I didn't move an inch. For some reasons, anger and a mixture of pain coursed through me. How could I tell her I was going through the same fear that clawed at me during every resumption? I would look like a coward and that was one thing that I wasn't. Especially because I wasn't new to Moonstone academy. After much hesitation, I went to sit beside her.
“You didn't come down for dinner. ”
It wasn't a question but I knew she deserved an answer. “I wasn't hungry.”
Silence.
“Your father and I wouldn't be around by the time you'd be leaving for school. We have a pack meeting to attend to.” She tilted her head and studied me for a bit before she said, “Honey, I–”
“Mom, I'll be fine.” I dismissed her. Her words had an underlying message beneath it. I perceived it before I heard it. Once, I'd tried running away from the pack and was caught. I don't even want to recount what I passed through as punishment. I had an averagely good life but my father made it hell for me.
Constantly comparing the other high ranked wolves to me. I'd tried to build a wall of defense but it seemed Dad had mastered ways to pull it down and hurt me with his words.
“I trust you to make sure of that.” Her voice was drowned in a note of helplessness?
I didn't have the time to think it through before she stood up and walked towards the door. My heart twisted in my chest as the urge to go after her and hug her, filled my heart. Her hands curled around the doorknob before she turned to face me. “Ella, I want you to know, your father cares about you…so much.”
I give my mother credit for that, she always defended that man even when it was glaring.

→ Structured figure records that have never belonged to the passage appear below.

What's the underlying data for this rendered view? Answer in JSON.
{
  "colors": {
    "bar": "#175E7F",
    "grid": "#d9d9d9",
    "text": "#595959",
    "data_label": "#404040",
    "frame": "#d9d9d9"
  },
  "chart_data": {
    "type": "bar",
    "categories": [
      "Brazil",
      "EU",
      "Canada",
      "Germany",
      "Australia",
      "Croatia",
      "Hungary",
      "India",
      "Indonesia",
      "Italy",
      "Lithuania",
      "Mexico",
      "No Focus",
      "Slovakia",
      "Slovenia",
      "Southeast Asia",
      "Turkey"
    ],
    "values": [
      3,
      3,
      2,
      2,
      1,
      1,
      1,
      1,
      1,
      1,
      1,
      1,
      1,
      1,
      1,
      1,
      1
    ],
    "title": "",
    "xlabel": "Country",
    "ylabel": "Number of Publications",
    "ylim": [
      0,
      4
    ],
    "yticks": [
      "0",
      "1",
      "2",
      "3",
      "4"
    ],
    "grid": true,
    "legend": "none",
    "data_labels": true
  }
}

She continued, “You're in your senior year and would pretty soon be done with highschool…”
The rest of her words floated in the air. As soon as I'm done with highschool, I'm gonna try to run for the second and last time. Or maybe I didn't have to run, I was just going to leave.
“Come here…” her words were calm but the tone was laced with authority. I squashed a groan that rested on the tip of my lips and dragged my feet to where she stood. Mom straightened my shoulders. “Anderson's don't slouch, even in the face of fear.” She quipped and enveloped me in a hug.
“You'll do just fine, sweetie.” She sighed and stared at me with bleary eyes, “This year's going to be different, I can feel it. Perhaps you might get a wolf.” She placed a light kiss on my cheeks and walked out of the room. Since the school was located far from most werewolf provinces, we lived in the dormitory, a Palace-like suite that in my opinion was just a showoff for the Lycans.
I slumped on the ground, an emotion I wasn't quite familiar with clawed at my insides. For a full term, I would be at that place filled with the most notorious, frugal, spoilt and materialistic Lycans bullies and even worse Werewolves wannabees.
I bit hard on my lower lips as I clamped my eyes shut. “This is the last session and you wouldn't have to think about highschool after that.” I inhaled and exhaled sharply but that didn't do anything to my raging nerves.
I am Ella Anderson, only child of Alpha and Luna Anderson and I loathed my inability to have a wolf as much as I loathed the moonstone academy.